Dans son viseur, les petits tweets de Dimitri Payet, qui a fait monter la température avant ce choc en chambrant les Parisiens suite à leur échec en finale de la Ligue des champions face au Bayern Munich. "Je pense à Payet, ça a commencé là", avoue Christian Gourcuff, qui reconnait être d'une autre époque et lâche : "Les réseaux sociaux, ça change le monde. Mais pas dans le bon sens. Comment est-ce possible qu'un joueur puisse s'exprimer sur les réseaux sociaux pour attiser les choses ?".

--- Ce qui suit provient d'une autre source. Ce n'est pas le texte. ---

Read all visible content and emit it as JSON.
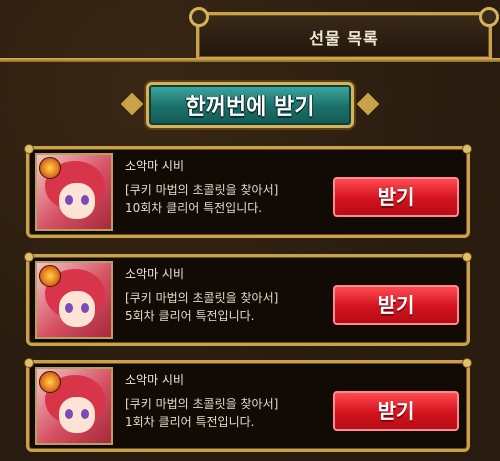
{
  "header": {
    "title": "선물 목록"
  },
  "actions": {
    "claim_all_label": "한꺼번에 받기"
  },
  "gifts": [
    {
      "name": "소악마 시비",
      "desc_line1": "[쿠키 마법의 초콜릿을 찾아서]",
      "desc_line2": "10회차 클리어 특전입니다.",
      "button_label": "받기"
    },
    {
      "name": "소악마 시비",
      "desc_line1": "[쿠키 마법의 초콜릿을 찾아서]",
      "desc_line2": "5회차 클리어 특전입니다.",
      "button_label": "받기"
    },
    {
      "name": "소악마 시비",
      "desc_line1": "[쿠키 마법의 초콜릿을 찾아서]",
      "desc_line2": "1회차 클리어 특전입니다.",
      "button_label": "받기"
    }
  ],
  "icons": {
    "portrait": "character-portrait-icon",
    "badge": "element-badge-icon"
  }
}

Pour lui, Payet a dépassé les bornes. L'international français de l'OM n'a notamment pas respecté les codes du "chambrage" aux yeux du technicien breton. "Le chambrage ne se justifie que lorsque vous avez une connivence avec l'autre personne, estime encore Christian Gourcuff. Je chambre mes joueurs, mais ceux avec lesquels j'ai une meilleure relation. Je ne me permettrais pas de chambrer une personne qui serait 'mon ennemi'. Si c'est déjà tendu, les effets sont contraires". Et notamment dans le cadre d'une rencontre OM-PSG, qui n'a pas besoin de ça pour monter en température. "L'animosité entre le PSG et l'OM est déjà complètement idiote, alors si on joue là-dessus en plus... Pour moi, on ne va pas vers le haut. On va vers le bas", conclut Christian Gourcuff.